"The groundwork of all happiness is health." - Leigh Hunt

How school grades can affect mental health – especially for women

Schools increasingly depend on testing, grading and performance accountability. In England, Ofsted inspections and college league tables concentrate on measurable performance. Similar progress has been made in Sweden, where frequent reforms have been introduced and there are more detailed reviews than before.

Performance-based school environments shape youth well-being. Yet despite repeated reforms to assessment systems, their psychological consequences are rarely the main focus of policy debates.

our A new study links these trends to growing mental health problems amongst young people. Our research suggests that early and more formal classification may increase clinically diagnosed mental health problems, particularly amongst girls.

Our research examined a Swedish reforms Introduced in 2012 that moved the beginning of formal grading from eighth grade (around age 14) to grade six (around age 12). This meant that official grades and clear indicators of related performance arrived two years sooner than before.

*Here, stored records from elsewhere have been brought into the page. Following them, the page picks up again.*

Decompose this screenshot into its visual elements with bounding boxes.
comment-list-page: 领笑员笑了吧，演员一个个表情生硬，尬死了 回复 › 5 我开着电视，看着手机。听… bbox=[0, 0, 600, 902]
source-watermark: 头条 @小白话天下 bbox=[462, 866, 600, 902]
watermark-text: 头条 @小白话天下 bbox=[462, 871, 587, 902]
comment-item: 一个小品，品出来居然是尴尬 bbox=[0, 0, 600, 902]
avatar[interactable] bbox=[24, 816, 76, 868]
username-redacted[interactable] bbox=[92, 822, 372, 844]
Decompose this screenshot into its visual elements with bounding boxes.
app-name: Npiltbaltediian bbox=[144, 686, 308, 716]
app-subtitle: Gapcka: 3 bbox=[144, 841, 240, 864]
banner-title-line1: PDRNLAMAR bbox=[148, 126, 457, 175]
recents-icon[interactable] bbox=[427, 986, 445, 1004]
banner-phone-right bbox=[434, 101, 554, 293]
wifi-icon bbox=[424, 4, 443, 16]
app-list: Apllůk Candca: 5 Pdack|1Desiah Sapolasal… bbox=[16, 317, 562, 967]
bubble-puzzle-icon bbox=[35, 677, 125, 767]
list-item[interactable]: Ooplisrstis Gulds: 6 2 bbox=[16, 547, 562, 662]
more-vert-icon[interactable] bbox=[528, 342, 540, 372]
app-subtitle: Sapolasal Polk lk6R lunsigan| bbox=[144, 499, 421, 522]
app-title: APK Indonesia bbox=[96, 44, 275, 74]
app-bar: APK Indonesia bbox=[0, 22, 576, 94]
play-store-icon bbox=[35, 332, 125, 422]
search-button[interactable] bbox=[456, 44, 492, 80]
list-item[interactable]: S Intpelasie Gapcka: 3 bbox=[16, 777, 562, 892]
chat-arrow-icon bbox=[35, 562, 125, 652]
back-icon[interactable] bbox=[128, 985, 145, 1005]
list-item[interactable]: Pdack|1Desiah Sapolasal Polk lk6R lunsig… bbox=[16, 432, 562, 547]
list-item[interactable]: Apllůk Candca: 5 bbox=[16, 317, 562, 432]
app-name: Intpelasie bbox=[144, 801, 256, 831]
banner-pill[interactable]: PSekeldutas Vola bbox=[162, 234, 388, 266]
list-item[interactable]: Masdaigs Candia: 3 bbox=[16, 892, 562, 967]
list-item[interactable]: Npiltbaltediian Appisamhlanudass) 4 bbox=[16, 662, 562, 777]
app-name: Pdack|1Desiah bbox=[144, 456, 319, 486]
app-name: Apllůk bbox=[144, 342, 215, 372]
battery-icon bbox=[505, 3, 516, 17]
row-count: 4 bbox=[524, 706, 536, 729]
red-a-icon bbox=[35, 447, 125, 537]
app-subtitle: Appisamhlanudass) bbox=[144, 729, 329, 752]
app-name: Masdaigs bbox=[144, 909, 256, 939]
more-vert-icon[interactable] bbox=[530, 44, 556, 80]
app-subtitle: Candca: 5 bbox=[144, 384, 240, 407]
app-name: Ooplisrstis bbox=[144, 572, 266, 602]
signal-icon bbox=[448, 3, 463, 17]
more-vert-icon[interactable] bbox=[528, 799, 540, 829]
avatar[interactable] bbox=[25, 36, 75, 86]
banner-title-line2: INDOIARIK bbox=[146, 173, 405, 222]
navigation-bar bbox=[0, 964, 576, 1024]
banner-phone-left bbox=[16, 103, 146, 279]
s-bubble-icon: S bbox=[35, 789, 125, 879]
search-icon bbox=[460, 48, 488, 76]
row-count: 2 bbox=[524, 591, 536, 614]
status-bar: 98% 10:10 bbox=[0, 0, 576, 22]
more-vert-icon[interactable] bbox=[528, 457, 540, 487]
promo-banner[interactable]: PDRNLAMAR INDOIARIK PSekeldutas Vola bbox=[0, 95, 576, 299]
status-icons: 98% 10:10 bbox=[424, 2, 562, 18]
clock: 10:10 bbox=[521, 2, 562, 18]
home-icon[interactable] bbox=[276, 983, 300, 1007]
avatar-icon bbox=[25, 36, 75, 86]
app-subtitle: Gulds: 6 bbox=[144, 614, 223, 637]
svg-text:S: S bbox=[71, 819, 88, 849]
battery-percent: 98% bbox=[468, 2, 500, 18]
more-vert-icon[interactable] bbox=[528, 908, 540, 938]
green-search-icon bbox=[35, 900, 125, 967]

To assess the consequences, we compared children born just before and after the correction cutoff. Because exposure was strictly based on date of birth, students on each side were similar in background but differed in whether or not they had earned the primary grades. We also calculated some underlying trends over this era, comparable to the general increase in mental health diagnoses over time. Comparing peers thus allowed us to isolate whether earlier rankings led to changes in self-rated mental health.

Our evaluation relies on nationwide linked education and health registers covering greater than 520,000 children born between July 1992 and June 2000. We examined psychiatric assessments recorded in outpatient and inpatient care in the course of the yr students entered grade nine (end of lower secondary school).

Primary grades affect girls’ mental health.

Early grading increased diagnoses of depression and anxiety amongst girls, with the best effects amongst girls with low to average academic achievement. For boys, the consequences were smaller and fewer consistent.

The proportion of ladies diagnosed with depression or anxiety increased from 1.4% to 2.0%. Although absolutely the change (0.6 percentage points) may appear modest, psychiatric diagnoses are relatively unusual at this age. This change represents a rise of about two-fifths over pre-reform levels.

Depression and anxiety were more common amongst girls who received grades at an earlier age.
Seventy Four/Shutterstock

Our findings point to academic pressure and social comparison as possible reasons for this increase in mental health problems. Formal grades tend to spotlight performance at a younger age, clearly indicating how a baby ranks amongst his or her peers. At a stage when young people’s sense of self remains to be developing, this will increase their sensitivity to comparison and failure.

One plausible explanation is girls’ greater sensitivity to performance feedback. i Preliminary researchwe found that girls’ mental health improved after they received grades more favorable than their measured performance. This suggests that they could be particularly attentive to evaluative feedback, and due to this fact face greater risk when rating intensities.

Broader consequences

Our findings suggest that academic stress may contribute to gender differences in adolescent mental health. If girls usually tend to internalize the stress and strain of educational evaluations, earlier classification may unintentionally widen existing well-documented gender disparities in mental health.



We don’t argue that classification is inherently harmful. Grades can encourage learning, guide and inform parents and teachers. But timing and design matter. When assessment becomes more formalized in education, unintended psychological costs may come together with educational goals.

As classification systems proceed to evolve, questions of timing and intensity deserve careful thought. Schools aren’t only institutions for measuring performance, but in addition environments where young people make their identities. Designing educational systems that support each learning and healthy development requires taking each goals seriously.

Education policy inevitably involves trade-offs. Systems designed to measure and lift standards also shape the on a regular basis experience of scholars. Our findings suggest that when policymakers move formal assessment to younger ages, they need to weigh the mental health implications alongside the academic advantages.

The psychological effects of accountability policies must be considered. This doesn’t mean that grading must be abandoned, but assessment systems must be sensitive to students’ developmental stage and accompanied by relevant supports that help students interpret feedback constructively.

Students respond otherwise to assessments. Reforms that work well for some may create stress for others, especially those already under performance pressure. Educational outcomes in addition to health monitoring can assist early identification of unintended consequences.